The initial expectation for the lockdown in March 2020 was that it would last two weeks to manage the virus and flatten the curve. What athletes did not know was, as time went on, the lockdown would be extended for nearly five months, and several other lockdowns would follow.

“Well, here we are two years later, and only recently have we started to enjoy team sports again. The goalposts kept changing,” Berber said.

Photo by Sierra MacPherson

Evidently, Roth said that watching the news, focusing on case numbers and not knowing if or when COVID would ever end had a negative impact on her mental health, and she wasn’t the only one.

Tristan Hylton, 26, is in his final year at Sheridan College, and his final year as captain of the Sheridan Bruins men’s rugby team. He said the uncertainty of not knowing whether or not he would get to lead the team for his final season, with the fluctuating case numbers, was one of the worst parts of the series of lockdowns.

“There’d be times where I’d be running hills… And I’d get to the top of the hill halfway through the workout, and I’d just think ‘Why am I doing this right now?’” Hylton said. “I think the mental strain was like the possibility of knowing that you might not be able to get that last season.”

“One of the hardest things was training in preparation for a season that wasn’t confirmed yet,” he said. 

Even so, he persisted and found ways to train consistently from home without equipment, including skipping, running outside, and doing sand workouts. Athletes had to get creative to stay in shape and ready for the potential season.

Roth’s teammate Sara Reading, 18, was more fortunate than most to have had access to her family-owned training facility. The Readings family opened Between The Lines Sports Campus in Listowel, Ont. in 2020. During the pandemic, she was able to continue her training in the fully-loaded campus, equipped with four batting cages, a running track and weight room among other things.

“My brother and my family are very sports oriented, and just with the building as well, it was a good spot that I could be able to continue working out and training,” she said.

Even with access to the sports campus, Reading still said she felt unmotivated at the beginning of the pandemic and took a while to adjust to training alone. She said one of the biggest factors that helped her get back into the swing of things was training alongside another athlete from Team Canada.

“When I did train with that Team Canada player, that’s also when that switch turned in order to actually show that she was doing it, so I knew that I could too,” she said.

Reading said she prefers training with other athletes, and it is ideal for her to train alongside her teammates. “I am unmotivated sometimes when I’m just working alone, so having those teammates always encourages me.”

Dr. Berber said that feeling is not exclusive to just a few athletes.

“During the pandemic, we saw how loneliness caused depression,” he said. “We need each other, and without having friends and family, we wither away like rotten fruit.
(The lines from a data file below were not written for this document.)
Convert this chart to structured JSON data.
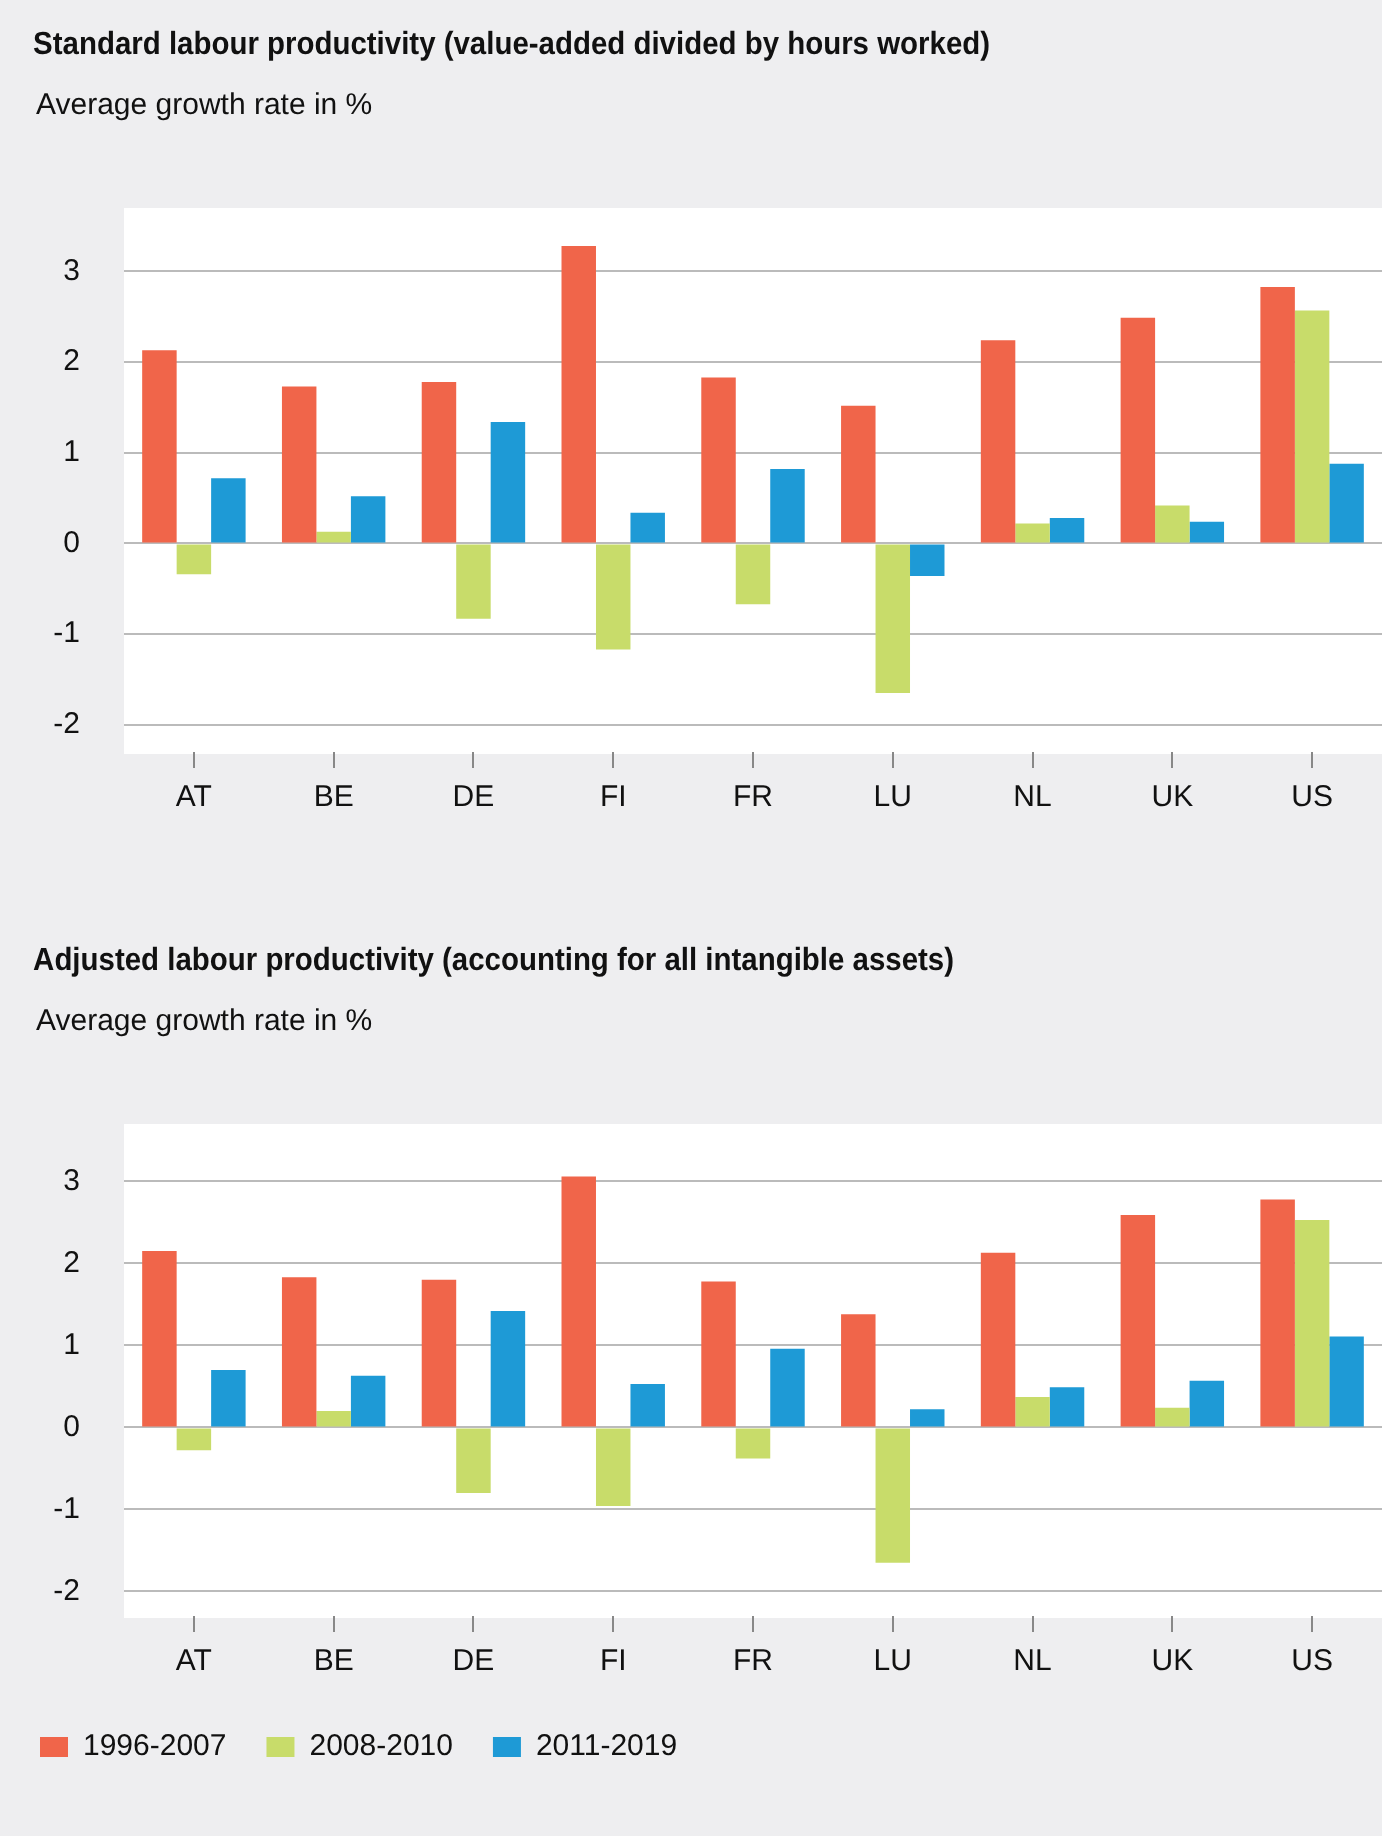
{
  "chart_data": [
    {
      "type": "bar",
      "title": "Standard labour productivity (value-added divided by hours worked)",
      "subtitle": "Average growth rate in %",
      "categories": [
        "AT",
        "BE",
        "DE",
        "FI",
        "FR",
        "LU",
        "NL",
        "UK",
        "US"
      ],
      "series": [
        {
          "color": "#f0654a",
          "values": [
            2.13,
            1.73,
            1.78,
            3.28,
            1.83,
            1.52,
            2.24,
            2.49,
            2.83
          ]
        },
        {
          "color": "#c8dc6a",
          "values": [
            -0.34,
            0.13,
            -0.83,
            -1.17,
            -0.67,
            -1.65,
            0.22,
            0.42,
            2.57
          ]
        },
        {
          "color": "#1e9ad6",
          "values": [
            0.72,
            0.52,
            1.34,
            0.34,
            0.82,
            -0.36,
            0.28,
            0.24,
            0.88
          ]
        }
      ],
      "ylim": [
        -2.3,
        3.7
      ],
      "yticks": [
        -2,
        -1,
        0,
        1,
        2,
        3
      ],
      "grid": "y",
      "legend": false
    },
    {
      "type": "bar",
      "title": "Adjusted labour productivity (accounting for all intangible assets)",
      "subtitle": "Average growth rate in %",
      "categories": [
        "AT",
        "BE",
        "DE",
        "FI",
        "FR",
        "LU",
        "NL",
        "UK",
        "US"
      ],
      "series": [
        {
          "name": "1996-2007",
          "color": "#f0654a",
          "values": [
            2.15,
            1.83,
            1.8,
            3.06,
            1.78,
            1.38,
            2.13,
            2.59,
            2.78
          ]
        },
        {
          "name": "2008-2010",
          "color": "#c8dc6a",
          "values": [
            -0.28,
            0.2,
            -0.8,
            -0.96,
            -0.38,
            -1.65,
            0.37,
            0.24,
            2.53
          ]
        },
        {
          "name": "2011-2019",
          "color": "#1e9ad6",
          "values": [
            0.7,
            0.63,
            1.42,
            0.53,
            0.96,
            0.22,
            0.49,
            0.57,
            1.11
          ]
        }
      ],
      "ylim": [
        -2.3,
        3.7
      ],
      "yticks": [
        -2,
        -1,
        0,
        1,
        2,
        3
      ],
      "grid": "y",
      "legend": "bottom left"
    }
  ]
}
We thrive when we’re surrounded by friends and family, and athletes when they’re part of a team,”

Now, for the first time in almost two years, athletes have finally been able to reunite with their teammates and play the sport they love.

“That was the best feeling in the world… going back and like being on the diamond and seeing everyone and just being able to hold a bat and hit a ball and throw the ball – stuff that  I hadn’t done with my team at that point in over a year,” Roth said.